Compare {153,10}. (269)

FWP:

SETS
MADNESS: {14,3}

Thanks to the wonderfully multivalent meanings of va;hshat (see the definition above) , we have several possible visions of what is going on:

=The shadow flees in fear because of some quality ('ferocity' or 'madness') displayed by the fire of the heart.
=The shadow flees because of something it feels ('fear' or 'dread' or 'horror') when it encounters the fire of the heart.
=The shadow is caused to fly upward, and thus metaphorically to flee, 'by means of' the violence ('wildness' or 'fierceness') of the fire of the heart-- this fire sends it shooting upward like smoke.
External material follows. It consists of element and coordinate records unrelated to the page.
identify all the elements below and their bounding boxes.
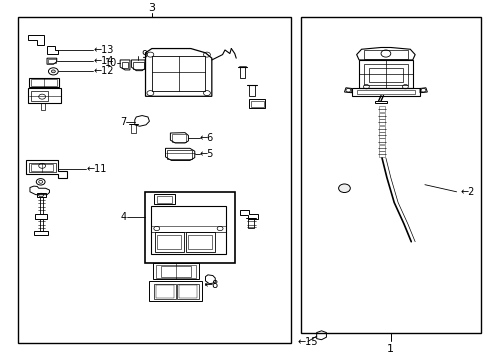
Bar (149, 281, 202, 301)
Text: 1: 1 (386, 344, 393, 354)
Bar (178, 285, 197, 298)
Bar (378, 126, 384, 132)
Bar (378, 151, 384, 157)
Bar (34, 231, 47, 235)
Bar (40, 197, 43, 214)
Bar (131, 124, 136, 133)
Bar (154, 284, 176, 299)
Bar (167, 150, 191, 159)
Bar (31, 91, 48, 101)
Bar (250, 100, 263, 107)
Bar (35, 214, 47, 219)
Text: ←5: ←5 (199, 149, 214, 159)
Bar (378, 132, 384, 138)
Bar (378, 106, 384, 112)
Bar (41, 103, 44, 110)
Bar (172, 134, 185, 141)
Text: ←13: ←13 (93, 45, 114, 55)
Bar (368, 68, 402, 82)
Bar (363, 63, 407, 85)
Bar (40, 219, 43, 231)
Bar (122, 62, 128, 68)
Bar (37, 193, 45, 197)
Bar (157, 235, 181, 249)
Bar (31, 165, 53, 171)
Text: 3: 3 (148, 3, 155, 13)
Bar (300, 17, 480, 333)
Bar (133, 62, 143, 69)
Bar (29, 78, 59, 87)
Circle shape (338, 184, 349, 193)
Bar (185, 232, 215, 252)
Text: ←8: ←8 (204, 280, 218, 290)
Bar (151, 206, 226, 254)
Bar (31, 79, 57, 86)
Bar (155, 232, 183, 252)
Bar (378, 119, 384, 125)
Bar (239, 67, 245, 78)
Bar (248, 218, 254, 228)
Bar (177, 284, 199, 299)
Bar (48, 59, 56, 63)
Bar (363, 50, 407, 59)
Text: ←15: ←15 (297, 337, 317, 347)
Text: ←2: ←2 (460, 187, 474, 197)
Bar (358, 60, 412, 89)
Text: ←12: ←12 (93, 66, 114, 76)
Bar (187, 235, 212, 249)
Bar (27, 89, 61, 103)
Text: ←14: ←14 (93, 56, 114, 66)
Bar (152, 57, 205, 91)
Bar (157, 196, 172, 203)
Bar (356, 90, 414, 94)
Bar (374, 100, 386, 103)
Text: ←6: ←6 (199, 132, 213, 143)
Text: ←11: ←11 (86, 164, 106, 174)
Circle shape (51, 70, 55, 73)
Bar (378, 145, 384, 151)
Text: 10: 10 (104, 58, 117, 68)
Bar (160, 266, 190, 277)
Bar (18, 17, 290, 343)
Bar (378, 138, 384, 144)
Text: 9: 9 (141, 50, 147, 60)
Bar (378, 113, 384, 119)
Bar (29, 163, 56, 172)
Bar (249, 99, 264, 108)
Bar (153, 263, 199, 279)
Bar (249, 85, 255, 96)
Bar (154, 194, 174, 204)
Text: 7: 7 (120, 117, 126, 127)
Text: 4: 4 (120, 212, 126, 222)
Bar (156, 265, 195, 278)
Bar (144, 192, 234, 263)
Bar (351, 89, 419, 96)
Bar (156, 285, 174, 298)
Thanks to the multivalent meanings of se , all these readings can easily be accommodated. And in the second line, the shadow can be imagined to flee either 'from the speaker' (as the commentators have it), or 'by means of' him-- since it's his 'fire of the heart' that drives the shadow away.

And thanks to the multivalent meanings of .suurat-e , the shadow can flee either simply 'like' smoke (as the commentators have it); or, more provocatively, 'in the form of' smoke-- a reading which works far more enjoyably with the 'fire of the heart'.

Arshi has indeed chosen in {153,10} the perfect verse for comparison.